Pip reveals what has transpired to Herbert, whose feelings seem to reflect Pip’s. What particularly turns them off is how Provis takes pride in making Pip. He doesn’t see why Pip should have any reason to criticize his fortune. He promises both that he won’t be vicious.
Pip wishes to speak to Herbert alone, but Provis is jealous of Pip’s attentions. It is late before Pip gets him to retire to his own lodgings. Pip keeps his eyes open for strangers as he returns to his apartment. He is grateful to have Herbert as a friend.
Pip wants to stop Provis from spending any more money on him. and he laments his fate. He is in debt to a man who has a strong affection for him, and he has no way of supporting himself.
He tells Herbert his idea of joining the army. Herbert advises against this. Pip could never repay his debt to Provis with a soldier’s salary.

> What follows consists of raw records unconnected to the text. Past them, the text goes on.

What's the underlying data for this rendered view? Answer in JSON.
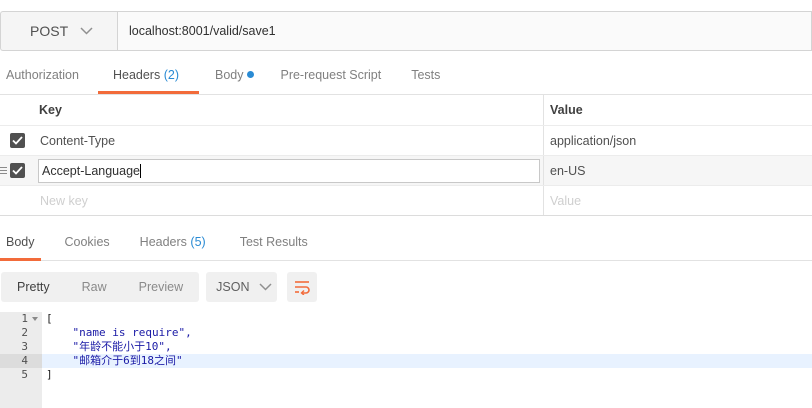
{
  "request": {
    "method": "POST",
    "url": "localhost:8001/valid/save1"
  },
  "request_tabs": [
    {
      "label": "Authorization"
    },
    {
      "label": "Headers",
      "count": "(2)"
    },
    {
      "label": "Body"
    },
    {
      "label": "Pre-request Script"
    },
    {
      "label": "Tests"
    }
  ],
  "headers_table": {
    "key_header": "Key",
    "value_header": "Value",
    "rows": [
      {
        "key": "Content-Type",
        "value": "application/json",
        "checked": true
      },
      {
        "key": "Accept-Language",
        "value": "en-US",
        "checked": true
      }
    ],
    "new_key_placeholder": "New key",
    "new_value_placeholder": "Value"
  },
  "response_tabs": [
    {
      "label": "Body"
    },
    {
      "label": "Cookies"
    },
    {
      "label": "Headers",
      "count": "(5)"
    },
    {
      "label": "Test Results"
    }
  ],
  "view_modes": [
    "Pretty",
    "Raw",
    "Preview"
  ],
  "format": "JSON",
  "code_lines": [
    {
      "n": "1",
      "text": "["
    },
    {
      "n": "2",
      "text": "    \"name is require\","
    },
    {
      "n": "3",
      "text": "    \"年龄不能小于10\","
    },
    {
      "n": "4",
      "text": "    \"邮箱介于6到18之间\""
    },
    {
      "n": "5",
      "text": "]"
    }
  ],
  "colors": {
    "accent": "#f26b3a",
    "count": "#2a8bd4",
    "string": "#1a1aa6"
  }
}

Worse, Provis is fierce and desperate. He has risked his life to see the results of his labor. If Pip leaves, he will destroy the man’s dream and make what he has accomplished worthless. Provis could become dangerous if he is disappointed.
Herbert advises Pip to go to another country, as Provis will only go if he does. It will get him out of England, which will solve some problems. Herbert also encourages Pip to ask Provis about his criminal history. Pip asks him at breakfast about who he is, and who the man was that he fought in the marshes years ago.